Мы открываем рюкзаки и достаем козий сыр, непальские лепешки чапати и два шоколадных батончика. Далеко внизу у конца ледопада Кхумбу видны десятки красных, желтых и синих точек – палатки в базовом лагере Эвереста. Сейчас весенний сезон, и руководители экспедиций готовятся с базы отправить своих клиентов на вершину мира. За едой Скотт показывает маршрут, который он проложит через хаос сераков и трещин в ледниковую долину, называемую Западным цирком, затем по склону Лхоцзе в верховьях цирка к Южному седлу – перевалу на высоте 7906 метров между Эверестом и его соседом Лхоцзе. Оттуда альпинисты отправятся по юго-восточному ребру Эвереста к вершине. Именно этим путем на гору поднялись первовосходители Эдмунд Хиллари и Тенцинг Норгей в 1953 году.
Скотт не знает и не может знать, что указывает на маршрут, по которому он как лидер экспедиции, подписавший контракт с клиентами на восхождение, выйдет из тьмы безвестности и попадет в бурю конфликтов и споров. Все клиенты Скотта спустятся с горы благополучно, но в результате того, что впоследствии станет известно как трагедия на Эвересте 1996 года, Скотт и семь альпинистов и гидов из других экспедиций погибнут вследствие непогоды и высоты в одном из самых красивых и самых негостеприимных мест на Земле.
Подробное освещение событий, случившихся той весной, превратило, в общем-то, непонятное для общественности занятие альпинизмом в некое откровение.

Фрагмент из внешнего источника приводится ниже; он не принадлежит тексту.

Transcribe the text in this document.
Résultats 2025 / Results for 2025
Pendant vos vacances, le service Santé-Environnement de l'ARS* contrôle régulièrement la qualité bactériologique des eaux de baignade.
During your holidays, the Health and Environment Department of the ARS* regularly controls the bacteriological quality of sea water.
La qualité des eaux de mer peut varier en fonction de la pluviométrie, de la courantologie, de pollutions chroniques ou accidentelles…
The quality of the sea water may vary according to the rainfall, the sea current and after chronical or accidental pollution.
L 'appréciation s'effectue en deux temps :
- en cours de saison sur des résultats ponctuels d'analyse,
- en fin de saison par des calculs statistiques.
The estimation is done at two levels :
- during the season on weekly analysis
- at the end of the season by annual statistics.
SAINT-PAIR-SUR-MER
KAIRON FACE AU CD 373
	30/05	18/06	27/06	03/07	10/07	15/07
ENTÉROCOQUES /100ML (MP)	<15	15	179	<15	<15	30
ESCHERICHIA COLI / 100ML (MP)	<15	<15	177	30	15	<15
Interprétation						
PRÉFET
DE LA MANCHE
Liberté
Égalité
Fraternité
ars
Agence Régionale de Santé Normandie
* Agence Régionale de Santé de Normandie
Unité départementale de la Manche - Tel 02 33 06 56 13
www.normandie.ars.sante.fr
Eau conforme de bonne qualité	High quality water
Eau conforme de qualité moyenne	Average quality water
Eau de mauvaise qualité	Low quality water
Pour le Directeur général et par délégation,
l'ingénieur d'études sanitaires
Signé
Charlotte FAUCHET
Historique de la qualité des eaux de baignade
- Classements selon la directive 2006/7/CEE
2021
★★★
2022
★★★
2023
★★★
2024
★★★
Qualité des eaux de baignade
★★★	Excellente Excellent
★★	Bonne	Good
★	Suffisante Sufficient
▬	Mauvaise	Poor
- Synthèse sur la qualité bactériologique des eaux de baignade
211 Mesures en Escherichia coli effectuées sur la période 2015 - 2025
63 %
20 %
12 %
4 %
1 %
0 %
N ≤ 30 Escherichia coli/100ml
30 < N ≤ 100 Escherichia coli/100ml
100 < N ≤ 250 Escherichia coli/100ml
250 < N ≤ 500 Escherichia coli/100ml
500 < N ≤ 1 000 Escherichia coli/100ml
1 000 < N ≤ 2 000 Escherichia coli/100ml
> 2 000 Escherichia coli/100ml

Эта трагедия попала в национальные новости и на обложки ведущих изданий. Были опубликованы книги, в частности, «В разреженном воздухе» Джона Кракауэра и «Восхождение» Анатолия Букреева, в которых авторы давали оценки ситуации на горе. Телевизионный фильм сократил историю до размеров голубого экрана, а кинолента IMAX снова расширила ее до панорамной картинки. Миллионы диванных альпинистов взахлеб читали о случившемся, и критиковали, и ставили под сомнение каждое слово, каждый шаг и каждый вдох – неважно, будь то глоток разреженного воздуха или кислорода из баллона.

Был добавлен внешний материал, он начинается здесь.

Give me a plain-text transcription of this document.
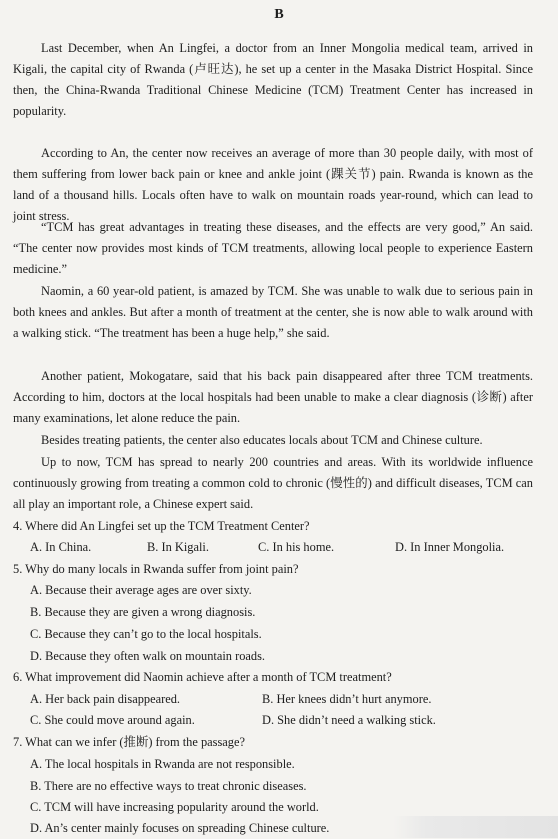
B

Last December, when An Lingfei, a doctor from an Inner Mongolia medical team, arrived in Kigali, the capital city of Rwanda (卢旺达), he set up a center in the Masaka District Hospital. Since then, the China-Rwanda Traditional Chinese Medicine (TCM) Treatment Center has increased in popularity.

According to An, the center now receives an average of more than 30 people daily, with most of them suffering from lower back pain or knee and ankle joint (踝关节) pain. Rwanda is known as the land of a thousand hills. Locals often have to walk on mountain roads year-round, which can lead to joint stress.

“TCM has great advantages in treating these diseases, and the effects are very good,” An said. “The center now provides most kinds of TCM treatments, allowing local people to experience Eastern medicine.”

Naomin, a 60 year-old patient, is amazed by TCM. She was unable to walk due to serious pain in both knees and ankles. But after a month of treatment at the center, she is now able to walk around with a walking stick. “The treatment has been a huge help,” she said.

Another patient, Mokogatare, said that his back pain disappeared after three TCM treatments. According to him, doctors at the local hospitals had been unable to make a clear diagnosis (诊断) after many examinations, let alone reduce the pain.

Besides treating patients, the center also educates locals about TCM and Chinese culture.

Up to now, TCM has spread to nearly 200 countries and areas. With its worldwide influence continuously growing from treating a common cold to chronic (慢性的) and difficult diseases, TCM can all play an important role, a Chinese expert said.

4. Where did An Lingfei set up the TCM Treatment Center?
A. In China.	B. In Kigali.	C. In his home.	D. In Inner Mongolia.
5. Why do many locals in Rwanda suffer from joint pain?
A. Because their average ages are over sixty.
B. Because they are given a wrong diagnosis.
C. Because they can’t go to the local hospitals.
D. Because they often walk on mountain roads.
6. What improvement did Naomin achieve after a month of TCM treatment?
A. Her back pain disappeared.	B. Her knees didn’t hurt anymore.
C. She could move around again.	D. She didn’t need a walking stick.
7. What can we infer (推断) from the passage?
A. The local hospitals in Rwanda are not responsible.
B. There are no effective ways to treat chronic diseases.
C. TCM will have increasing popularity around the world.
D. An’s center mainly focuses on spreading Chinese culture.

Пристальное внимание всего мира ударило по Скотту не меньше бури на Эвересте, потому что ажиотаж касался лишь последних дней его жизни. Невозможно избавиться от ощущения, что в печати и на кинопленке Скотт подан как личность без истории, будто это так естественно для человека – без какой-либо прелюдии оказаться на почти девяти километрах на склоне высочайшей горы. В полемике и в воспоминаниях Скотт выглядит как карикатура на себя, определенные его сильные стороны и недостатки отобраны и выпячены, либо чтобы усилить драматизм, либо чтобы подтвердить рассказы других. И очень мало говорится о том, кем на самом деле был Скотт Фишер.
После его гибели одним было слишком больно думать о случившемся; для многих это было все, что они могли сделать. Друзья были поражены, что после многих лет занятий альпинизмом и серьезных достижений на этом поприще, после стольких передряг, из которых удавалось выбираться целым и невредимым, Скотт в конце концов столкнулся с трудностями, которые не смог преодолеть даже с помощью силы воли, которая всегда выручала его. Некоторые злились на Скотта за то, что его двое маленьких детей остались без отца. Другие были в ярости из-за того, что средства массовой информации слишком мало о нем рассказывали или наоборот – слишком много предполагали. Но все, кто знал Скотта, чувствовали, что в их жизни, которую когда-то заполняли его энергия и заразительное хорошее настроение, появилась пустота.
Эти люди со временем стали воспринимать Скотта шире – в контексте всего его существования, а не просто как потерю на Эвересте. За кружкой пива в баре или у лагерного костра в высокогорье друзья и коллеги-альпинисты с удовольствием вспоминают о совместных приключениях, которые они пережили со Скоттом. Они почти не скрывают, как сильно тоскуют по свободе и возможностям, которые он дарил, раздвигая общепринятые рамки.